上座にはリヒターが優雅に脚を組んで座り、下座には、血まみれのローレンツが控えている。そしてその足元の床には、ファビアンが絶望に打ちひしがれ、嗚咽を漏らしていた。
静寂を破り、まずリヒターが口を開いた。
「ローレンツ君、愚弟が迷惑をかけたこと、改めて謝罪をしよう」
リヒターが丁寧に頭を下げると、ローレンツは慌てて手を振り、真剣な表情で答えた。
「いえ、謝罪など不要です! リヒター様。僕のこの負傷は自傷行為であり、自分の感情をコントロールできなかった僕自身の罰です。決してファビアン君のせいではありません」
ローレンツは、あくまで自分の未熟さが招いた怪我だと主張し、謝罪を固辞した。リヒターは、ローレンツのその忠誠心と狂気を含んだ申し出に、静かに頷いた。
「そうか、わかった」
リヒターは視線を床のファビアンへと移した。その瞳には、肉親への情など微塵も感じられない。
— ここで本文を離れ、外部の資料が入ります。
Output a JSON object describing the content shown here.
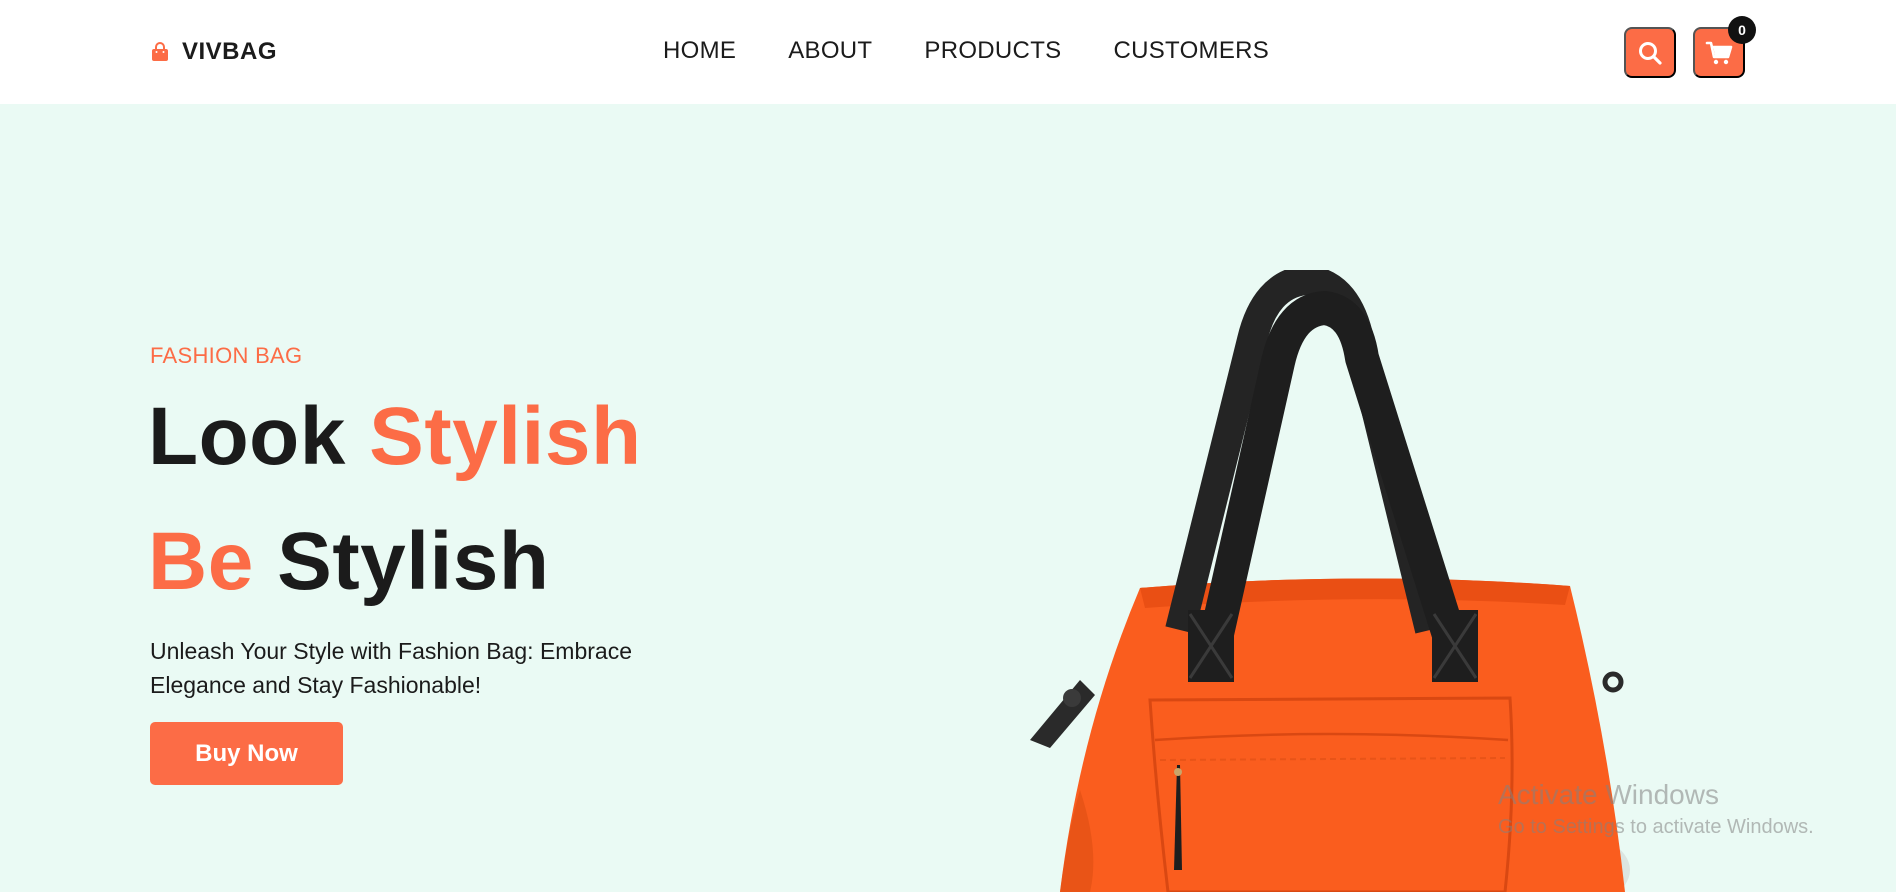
{
  "theme": {
    "accent": "#fc6c46",
    "background": "#eafaf4",
    "nav_background": "#ffffff",
    "text": "#1b1b1b",
    "badge": "#111111"
  },
  "navbar": {
    "logo": {
      "icon": "shopping-bag-icon",
      "text": "VIVBAG"
    },
    "links": [
      "HOME",
      "ABOUT",
      "PRODUCTS",
      "CUSTOMERS"
    ],
    "search_icon": "search-icon",
    "cart": {
      "icon": "cart-icon",
      "count": "0"
    }
  },
  "hero": {
    "eyebrow": "FASHION BAG",
    "headline_line1": {
      "plain": "Look",
      "accent": "Stylish"
    },
    "headline_line2": {
      "accent": "Be",
      "plain": "Stylish"
    },
    "description": "Unleash Your Style with Fashion Bag: Embrace Elegance and Stay Fashionable!",
    "cta_label": "Buy Now",
    "image": "orange-handbag-image"
  },
  "watermark": {
    "title": "Activate Windows",
    "subtitle": "Go to Settings to activate Windows."
  }
}
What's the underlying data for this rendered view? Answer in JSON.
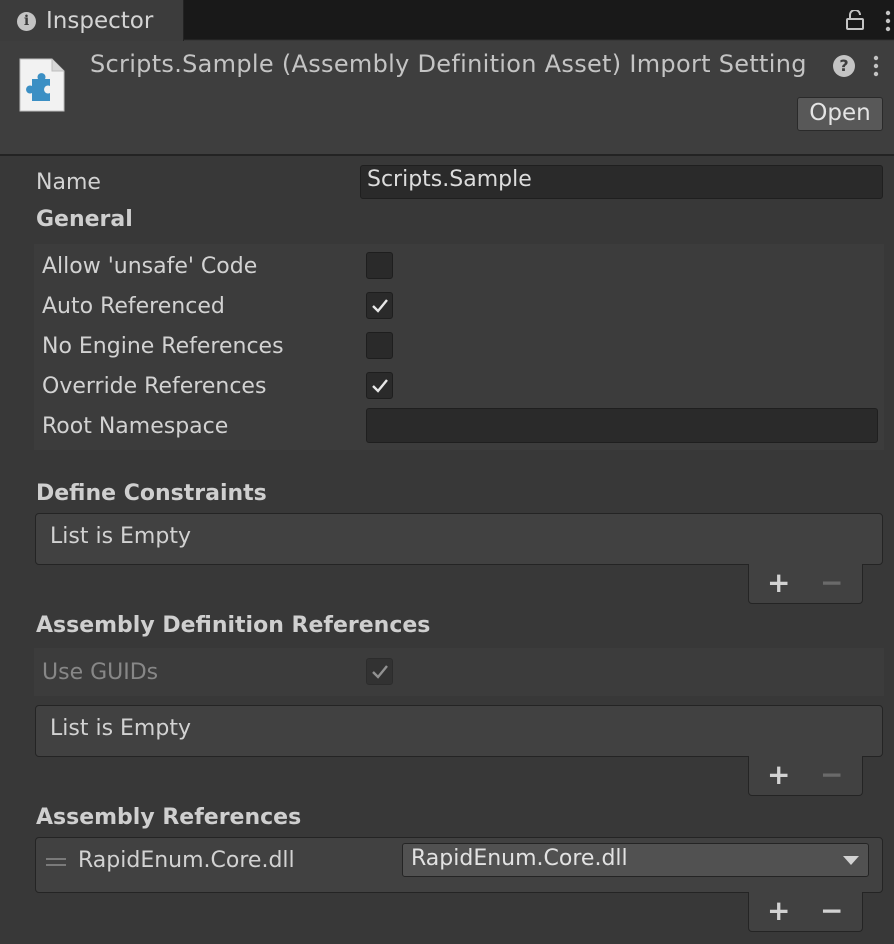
{
  "tab": {
    "label": "Inspector"
  },
  "header": {
    "title": "Scripts.Sample (Assembly Definition Asset) Import Setting",
    "open_label": "Open"
  },
  "name_field": {
    "label": "Name",
    "value": "Scripts.Sample"
  },
  "general": {
    "heading": "General",
    "allow_unsafe": {
      "label": "Allow 'unsafe' Code",
      "checked": false
    },
    "auto_referenced": {
      "label": "Auto Referenced",
      "checked": true
    },
    "no_engine_refs": {
      "label": "No Engine References",
      "checked": false
    },
    "override_refs": {
      "label": "Override References",
      "checked": true
    },
    "root_namespace": {
      "label": "Root Namespace",
      "value": ""
    }
  },
  "define_constraints": {
    "heading": "Define Constraints",
    "empty_text": "List is Empty",
    "add": "+",
    "remove": "−"
  },
  "asmdef_refs": {
    "heading": "Assembly Definition References",
    "use_guids": {
      "label": "Use GUIDs",
      "checked": true
    },
    "empty_text": "List is Empty",
    "add": "+",
    "remove": "−"
  },
  "assembly_refs": {
    "heading": "Assembly References",
    "items": [
      {
        "label": "RapidEnum.Core.dll",
        "selected": "RapidEnum.Core.dll"
      }
    ],
    "add": "+",
    "remove": "−"
  },
  "colors": {
    "background": "#383838",
    "header": "#3e3e3e",
    "field": "#2a2a2a",
    "text": "#d2d2d2"
  }
}
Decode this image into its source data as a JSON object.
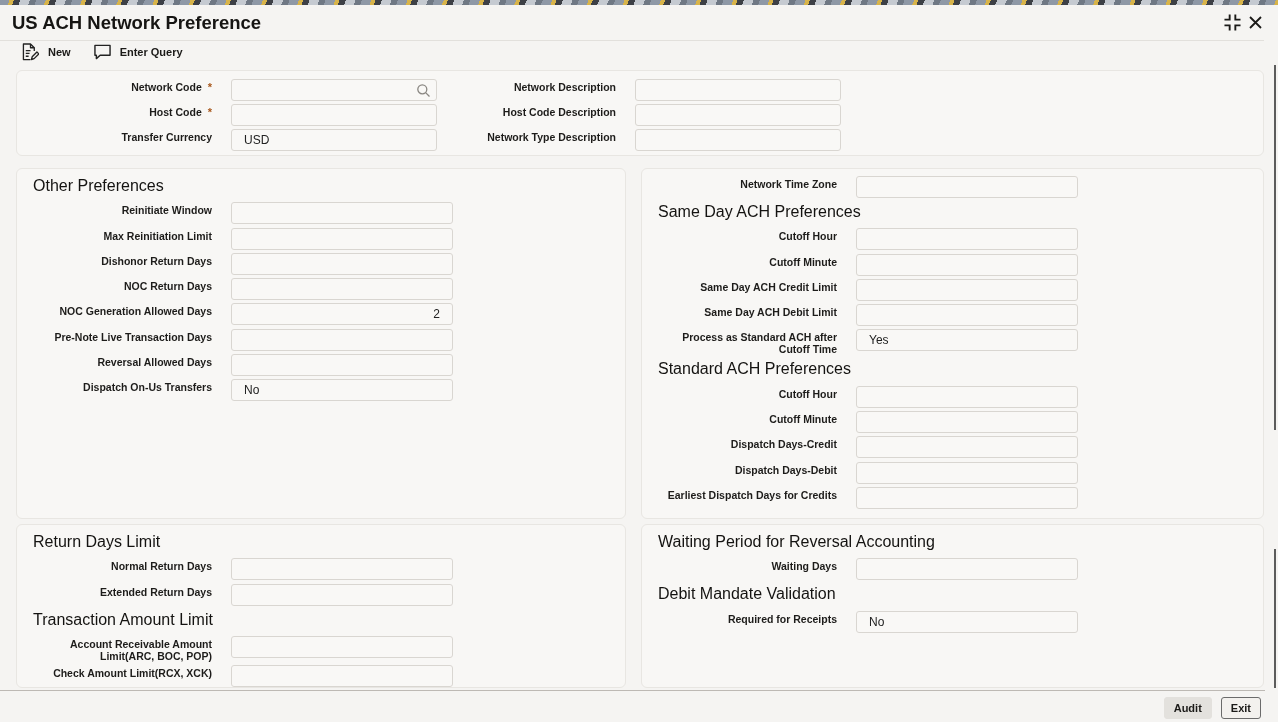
{
  "window": {
    "title": "US ACH Network Preference"
  },
  "toolbar": [
    {
      "label": "New",
      "kind": "new"
    },
    {
      "label": "Enter Query",
      "kind": "query"
    }
  ],
  "header": {
    "required_mark": "*",
    "fields": [
      {
        "label": "Network Code",
        "required": true,
        "kind": "lookup"
      },
      {
        "label": "Network Description",
        "required": false,
        "kind": "text"
      },
      {
        "label": "Host Code",
        "required": true,
        "kind": "text"
      },
      {
        "label": "Host Code Description",
        "required": false,
        "kind": "text"
      },
      {
        "label": "Transfer Currency",
        "required": false,
        "kind": "text",
        "value": "USD"
      },
      {
        "label": "Network Type Description",
        "required": false,
        "kind": "text"
      }
    ]
  },
  "panels": [
    {
      "groups": [
        {
          "title": "Other Preferences",
          "fields": [
            {
              "label": "Reinitiate Window",
              "kind": "text"
            },
            {
              "label": "Max Reinitiation Limit",
              "kind": "text"
            },
            {
              "label": "Dishonor Return Days",
              "kind": "text"
            },
            {
              "label": "NOC Return Days",
              "kind": "text"
            },
            {
              "label": "NOC Generation Allowed Days",
              "kind": "number",
              "value": "2"
            },
            {
              "label": "Pre-Note Live Transaction Days",
              "kind": "text"
            },
            {
              "label": "Reversal Allowed Days",
              "kind": "text"
            },
            {
              "label": "Dispatch On-Us Transfers",
              "kind": "text",
              "value": "No"
            }
          ]
        }
      ]
    },
    {
      "groups": [
        {
          "fields": [
            {
              "label": "Network Time Zone",
              "kind": "text"
            }
          ]
        },
        {
          "title": "Same Day ACH Preferences",
          "fields": [
            {
              "label": "Cutoff Hour",
              "kind": "text"
            },
            {
              "label": "Cutoff Minute",
              "kind": "text"
            },
            {
              "label": "Same Day ACH Credit Limit",
              "kind": "text"
            },
            {
              "label": "Same Day ACH Debit Limit",
              "kind": "text"
            },
            {
              "label": "Process as Standard ACH after Cutoff Time",
              "kind": "text",
              "value": "Yes"
            }
          ]
        },
        {
          "title": "Standard ACH Preferences",
          "fields": [
            {
              "label": "Cutoff Hour",
              "kind": "text"
            },
            {
              "label": "Cutoff Minute",
              "kind": "text"
            },
            {
              "label": "Dispatch Days-Credit",
              "kind": "text"
            },
            {
              "label": "Dispatch Days-Debit",
              "kind": "text"
            },
            {
              "label": "Earliest Dispatch Days for Credits",
              "kind": "text"
            }
          ]
        }
      ]
    },
    {
      "groups": [
        {
          "title": "Return Days Limit",
          "fields": [
            {
              "label": "Normal Return Days",
              "kind": "text"
            },
            {
              "label": "Extended Return Days",
              "kind": "text"
            }
          ]
        },
        {
          "title": "Transaction Amount Limit",
          "fields": [
            {
              "label": "Account Receivable Amount Limit(ARC, BOC, POP)",
              "kind": "text"
            },
            {
              "label": "Check Amount Limit(RCX, XCK)",
              "kind": "text"
            }
          ]
        }
      ]
    },
    {
      "groups": [
        {
          "title": "Waiting Period for Reversal Accounting",
          "fields": [
            {
              "label": "Waiting Days",
              "kind": "text"
            }
          ]
        },
        {
          "title": "Debit Mandate Validation",
          "fields": [
            {
              "label": "Required for Receipts",
              "kind": "text",
              "value": "No"
            }
          ]
        }
      ]
    }
  ],
  "footer": {
    "buttons": [
      {
        "label": "Audit",
        "kind": "filled"
      },
      {
        "label": "Exit",
        "kind": "outlined"
      }
    ]
  }
}
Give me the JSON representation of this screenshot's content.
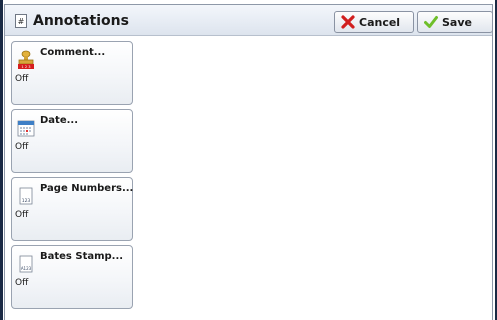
{
  "header": {
    "title": "Annotations",
    "cancel_label": "Cancel",
    "save_label": "Save"
  },
  "features": [
    {
      "label": "Comment...",
      "value": "Off",
      "icon": "stamp-icon"
    },
    {
      "label": "Date...",
      "value": "Off",
      "icon": "calendar-icon"
    },
    {
      "label": "Page Numbers...",
      "value": "Off",
      "icon": "page-number-icon",
      "icon_text": "123"
    },
    {
      "label": "Bates Stamp...",
      "value": "Off",
      "icon": "bates-stamp-icon",
      "icon_text": "A123"
    }
  ],
  "colors": {
    "cancel_x": "#d11f1f",
    "save_check": "#6fbf2a",
    "frame_dark": "#1a2a44"
  }
}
「それでは本題に入るとしよう。……その前に、ファビアン。君は今すぐに実家に帰りなさい」
その冷たい言葉は、ファビアンにとって死刑宣告に等しかった。ファビアンは震える体を必死に抑え、顔を上げて兄にすがった。
「あ、兄上……! 私にもう一度だけ、チャンスをください! 私はあのアルトの心を掴んでいます! 今、アルトを上手に扱えるのは私だけなのです!」
ファビアンは涙ながらに嘆願した。自分の唯一の切り札であるアルトの存在を強調し、なんとか追放を逃れようとしたのだ。その必死な姿を見て、ローレンツが再び堰を切ったように大笑いした。
「アハハハハハッ! ヤバいよ! ヤバすキングだよ!」
ローレンツは腹を抱え、ファビアンを指差して嘲笑った。
「いくらリヒター様の弟だからと言って、調子に乗り過ぎだ。7つの支配座の1人であるリヒター様は、僕たちにとっては神に仕える天使様のような存在なんだよ? 君はリヒター様の言葉を、天使様のお告げだと受け取り、黙ってその言葉に従うべきだよ。本当に君はヤバいね」
ローレンツの狂信的な言葉に、リヒターは静かに口を挟んだ。
「ローレンツ君、愚弟の愚かな行為は兄である私の責任だ。申し訳ない」
「い、いえ! 僕こそ先走った発言をして申し訳ありません!」
リヒターの謝罪を受け、ローレンツはピタリと笑いを止め、真顔に戻って深々と頭を下げた。この切り替えの早さが、彼の異常性を際立たせていた。リヒターは、再び冷酷な視線を弟に向けた。
「ファビアン、何度も言いますが、君には才能がないのだよ。私も7つの支配座の1人としての立場上、無能をこれ以上、黒き太陽に所属させておくことはできないのだよ」
リヒターは一度言葉を切り、ため息をついた。
「しかし、私も家族を粗末に扱うことには抵抗があるのだよ。私は、家名を傷つけ、組織の不利益を生み出す君には、家にこもって2度と表に出て欲しくないのだけれども……」
そこでリヒターの声色が、ふと変わった。
「兄として、もう一度だけチャンスを与えてあげるとしよう」
ファビアンの顔に希望の光が差した。だが、続く言葉は慈悲などではなかった。
「3日以内に、アルトと共に杖を見つけろ」
「……え?」
「もし見つけることができなければ……」
リヒターの美しかった青い瞳が、濁った暗黒の色へと変貌し、狂気に満ちた眼光でファビアンを射抜いた。
「お前は2度と、日の下を歩くことを許さない。……わかったね、愚弟」
それは、兄からの温情ある提案ではなく、失敗すれば一生座敷牢、あるいはそれ以上の地獄が待っているという明確な死の宣告だった。